I had a call a month ago on a Tuesday night about a server that would not reboot. It kept popping up errors and wanted to run chkdsk. It appeared to finally come up and the person who called went home. I tried to remote in to the server and it would not answer. I knew I would have a morning visit. I appeared the next morning and I tried every variation of chkdsk I could come up with. That could be a humorous comment as I know of /f and /r. I called Microsoft tech support and we booted off the install cd. Running chkdsk when there is no OS in the picture nets better results. Well not this time.


This was hardware raid 1 and I was getting array good in the bios boot up.
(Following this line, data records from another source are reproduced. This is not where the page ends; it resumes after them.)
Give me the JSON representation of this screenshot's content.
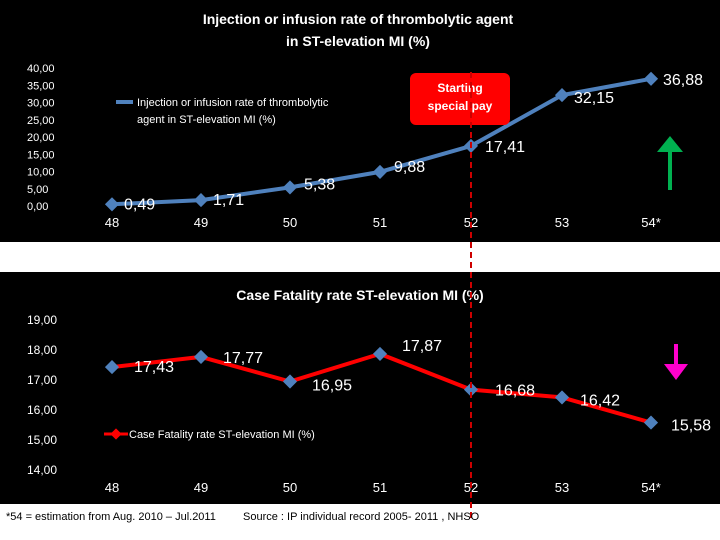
{
  "chart_data": [
    {
      "type": "line",
      "title_lines": [
        "Injection or infusion rate of thrombolytic agent",
        "in ST-elevation  MI  (%)"
      ],
      "categories": [
        "48",
        "49",
        "50",
        "51",
        "52",
        "53",
        "54*"
      ],
      "series": [
        {
          "name": "Injection or infusion rate of thrombolytic agent  in ST-elevation  MI  (%)",
          "values": [
            0.49,
            1.71,
            5.38,
            9.88,
            17.41,
            32.15,
            36.88
          ],
          "color": "#4f81bd"
        }
      ],
      "value_labels": [
        "0,49",
        "1,71",
        "5,38",
        "9,88",
        "17,41",
        "32,15",
        "36,88"
      ],
      "legend_lines": [
        "Injection or infusion rate of thrombolytic",
        "agent  in ST-elevation  MI  (%)"
      ],
      "ylim": [
        0,
        40
      ],
      "yticks": [
        0,
        5,
        10,
        15,
        20,
        25,
        30,
        35,
        40
      ],
      "ytick_labels": [
        "0,00",
        "5,00",
        "10,00",
        "15,00",
        "20,00",
        "25,00",
        "30,00",
        "35,00",
        "40,00"
      ],
      "annotation_lines": [
        "Starting",
        "special pay"
      ],
      "trend": "up",
      "trend_color": "#00b050"
    },
    {
      "type": "line",
      "title": "Case Fatality rate ST-elevation MI (%)",
      "categories": [
        "48",
        "49",
        "50",
        "51",
        "52",
        "53",
        "54*"
      ],
      "series": [
        {
          "name": "Case Fatality rate ST-elevation MI (%)",
          "values": [
            17.43,
            17.77,
            16.95,
            17.87,
            16.68,
            16.42,
            15.58
          ],
          "color": "#ff0000"
        }
      ],
      "value_labels": [
        "17,43",
        "17,77",
        "16,95",
        "17,87",
        "16,68",
        "16,42",
        "15,58"
      ],
      "legend": "Case Fatality rate ST-elevation MI (%)",
      "ylim": [
        14,
        19
      ],
      "yticks": [
        14,
        15,
        16,
        17,
        18,
        19
      ],
      "ytick_labels": [
        "14,00",
        "15,00",
        "16,00",
        "17,00",
        "18,00",
        "19,00"
      ],
      "trend": "down",
      "trend_color": "#ff00cc"
    }
  ],
  "footnote": "*54 = estimation from  Aug. 2010 – Jul.2011",
  "source": "Source : IP individual record  2005- 2011  , NHSO",
  "colors": {
    "panel_bg": "#000000",
    "marker_line": "#cc0000",
    "annotation_bg": "#ff0000"
  }
}
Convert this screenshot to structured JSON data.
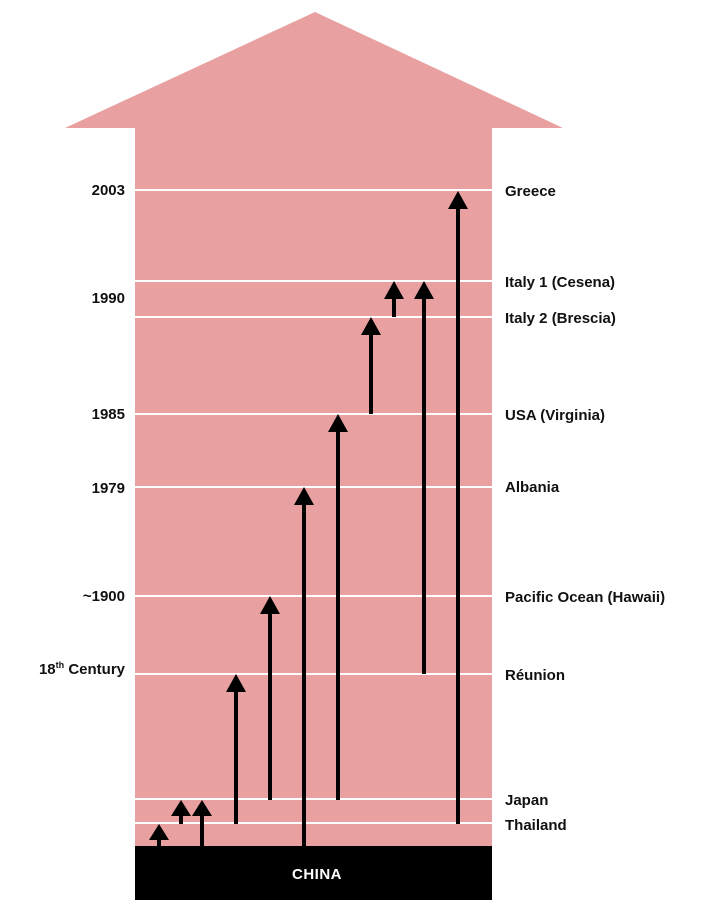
{
  "diagram": {
    "base_label": "CHINA",
    "year_labels": [
      {
        "text": "2003"
      },
      {
        "text": "1990"
      },
      {
        "text": "1985"
      },
      {
        "text": "1979"
      },
      {
        "text": "~1900"
      },
      {
        "text": "18",
        "sup": "th",
        "rest": " Century"
      }
    ],
    "place_labels": [
      "Greece",
      "Italy 1 (Cesena)",
      "Italy 2 (Brescia)",
      "USA (Virginia)",
      "Albania",
      "Pacific Ocean (Hawaii)",
      "Réunion",
      "Japan",
      "Thailand"
    ]
  },
  "colors": {
    "arrow_fill": "#e8a0a0",
    "base_fill": "#000000",
    "line_color": "#ffffff",
    "arrow_color": "#000000"
  }
}
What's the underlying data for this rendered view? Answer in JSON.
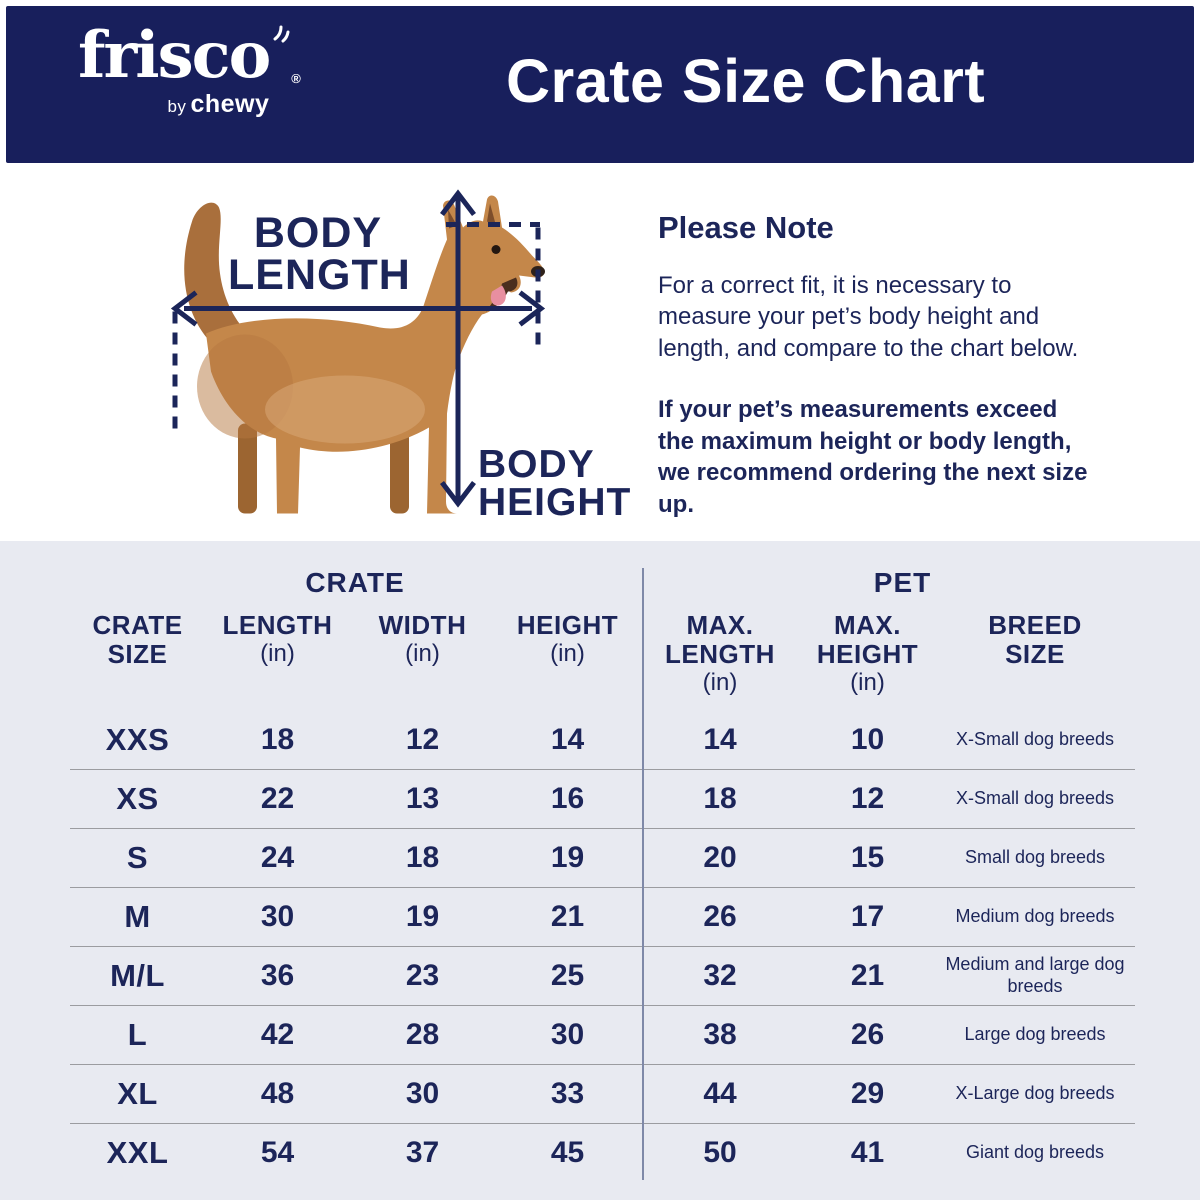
{
  "header": {
    "brand": "frisco",
    "brand_registered": "®",
    "brand_by": "by",
    "brand_chewy": "chewy",
    "title": "Crate Size Chart"
  },
  "diagram": {
    "body_length_line1": "BODY",
    "body_length_line2": "LENGTH",
    "body_height_line1": "BODY",
    "body_height_line2": "HEIGHT"
  },
  "note": {
    "heading": "Please Note",
    "paragraph": "For a correct fit, it is necessary to measure your pet’s body height and length, and compare to the chart below.",
    "bold_paragraph": "If your pet’s measurements exceed the maximum height or body length, we recommend ordering the next size up."
  },
  "table": {
    "group_crate": "CRATE",
    "group_pet": "PET",
    "columns": [
      {
        "label": "CRATE SIZE",
        "unit": ""
      },
      {
        "label": "LENGTH",
        "unit": "(in)"
      },
      {
        "label": "WIDTH",
        "unit": "(in)"
      },
      {
        "label": "HEIGHT",
        "unit": "(in)"
      },
      {
        "label": "MAX. LENGTH",
        "unit": "(in)"
      },
      {
        "label": "MAX. HEIGHT",
        "unit": "(in)"
      },
      {
        "label": "BREED SIZE",
        "unit": ""
      }
    ],
    "rows": [
      {
        "size": "XXS",
        "length": "18",
        "width": "12",
        "height": "14",
        "max_length": "14",
        "max_height": "10",
        "breed": "X-Small dog breeds"
      },
      {
        "size": "XS",
        "length": "22",
        "width": "13",
        "height": "16",
        "max_length": "18",
        "max_height": "12",
        "breed": "X-Small dog breeds"
      },
      {
        "size": "S",
        "length": "24",
        "width": "18",
        "height": "19",
        "max_length": "20",
        "max_height": "15",
        "breed": "Small dog breeds"
      },
      {
        "size": "M",
        "length": "30",
        "width": "19",
        "height": "21",
        "max_length": "26",
        "max_height": "17",
        "breed": "Medium dog breeds"
      },
      {
        "size": "M/L",
        "length": "36",
        "width": "23",
        "height": "25",
        "max_length": "32",
        "max_height": "21",
        "breed": "Medium and large dog breeds"
      },
      {
        "size": "L",
        "length": "42",
        "width": "28",
        "height": "30",
        "max_length": "38",
        "max_height": "26",
        "breed": "Large dog breeds"
      },
      {
        "size": "XL",
        "length": "48",
        "width": "30",
        "height": "33",
        "max_length": "44",
        "max_height": "29",
        "breed": "X-Large dog breeds"
      },
      {
        "size": "XXL",
        "length": "54",
        "width": "37",
        "height": "45",
        "max_length": "50",
        "max_height": "41",
        "breed": "Giant dog breeds"
      }
    ]
  },
  "colors": {
    "navy_banner": "#181F5C",
    "navy_text": "#1C2559",
    "table_background": "#E8EAF1",
    "row_divider": "#9B9CA0",
    "column_divider": "#7F89A8",
    "dog_tan": "#C4874A",
    "white": "#FFFFFF"
  },
  "chart_data": {
    "type": "table",
    "title": "Crate Size Chart",
    "column_groups": [
      {
        "name": "CRATE",
        "columns": [
          "CRATE SIZE",
          "LENGTH (in)",
          "WIDTH (in)",
          "HEIGHT (in)"
        ]
      },
      {
        "name": "PET",
        "columns": [
          "MAX. LENGTH (in)",
          "MAX. HEIGHT (in)",
          "BREED SIZE"
        ]
      }
    ],
    "columns": [
      "CRATE SIZE",
      "LENGTH (in)",
      "WIDTH (in)",
      "HEIGHT (in)",
      "MAX. LENGTH (in)",
      "MAX. HEIGHT (in)",
      "BREED SIZE"
    ],
    "rows": [
      [
        "XXS",
        18,
        12,
        14,
        14,
        10,
        "X-Small dog breeds"
      ],
      [
        "XS",
        22,
        13,
        16,
        18,
        12,
        "X-Small dog breeds"
      ],
      [
        "S",
        24,
        18,
        19,
        20,
        15,
        "Small dog breeds"
      ],
      [
        "M",
        30,
        19,
        21,
        26,
        17,
        "Medium dog breeds"
      ],
      [
        "M/L",
        36,
        23,
        25,
        32,
        21,
        "Medium and large dog breeds"
      ],
      [
        "L",
        42,
        28,
        30,
        38,
        26,
        "Large dog breeds"
      ],
      [
        "XL",
        48,
        30,
        33,
        44,
        29,
        "X-Large dog breeds"
      ],
      [
        "XXL",
        54,
        37,
        45,
        50,
        41,
        "Giant dog breeds"
      ]
    ]
  }
}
I unplugged one of the drives and tried to run chkdsk again and again. It seemed that I might get a clean /f but the next /r would find issues. I could get the server to boot but not too fast and I never got a clean scandisk twice using chkdsk/f.  Once again it is Raid 1 so you have 5 choices. Bad disk 1, Bad disk 2, both disks bad, bad controller card, bad motherboard. There might be other problems but those choices cover the likely scenarios. I gave up on the one hard drive and started working on the other hard drive. That second hard drive cleaned up nicely and booted happy as can be. We lost some email as the backup did not run correctly over the three day weekend. I recovered files from Tuesday but no luck on email. That was painful. What was also painful was my chice of drives. If I had better binary luck I would have ended the Microsoft call in a 1/2 hour instead of 3 or 4 hours. The support engineer was great. He had about 5 years of support experience.


A month later a fellow who used to work with me calls stating that his old SQL server is slow to boot, appears to be running but users are not able to work. I suggested unplugging one hard drive or the other as he is using raid 1 also. He never called back so I bet one of his hard drives was acting up.


You ask “Would a hardware Raid 1 with hot swap?” The problem was the hardware thought the drives were fine. The operating system did not see the drives as happy. I am guessing that no, a hot swap would not have helped.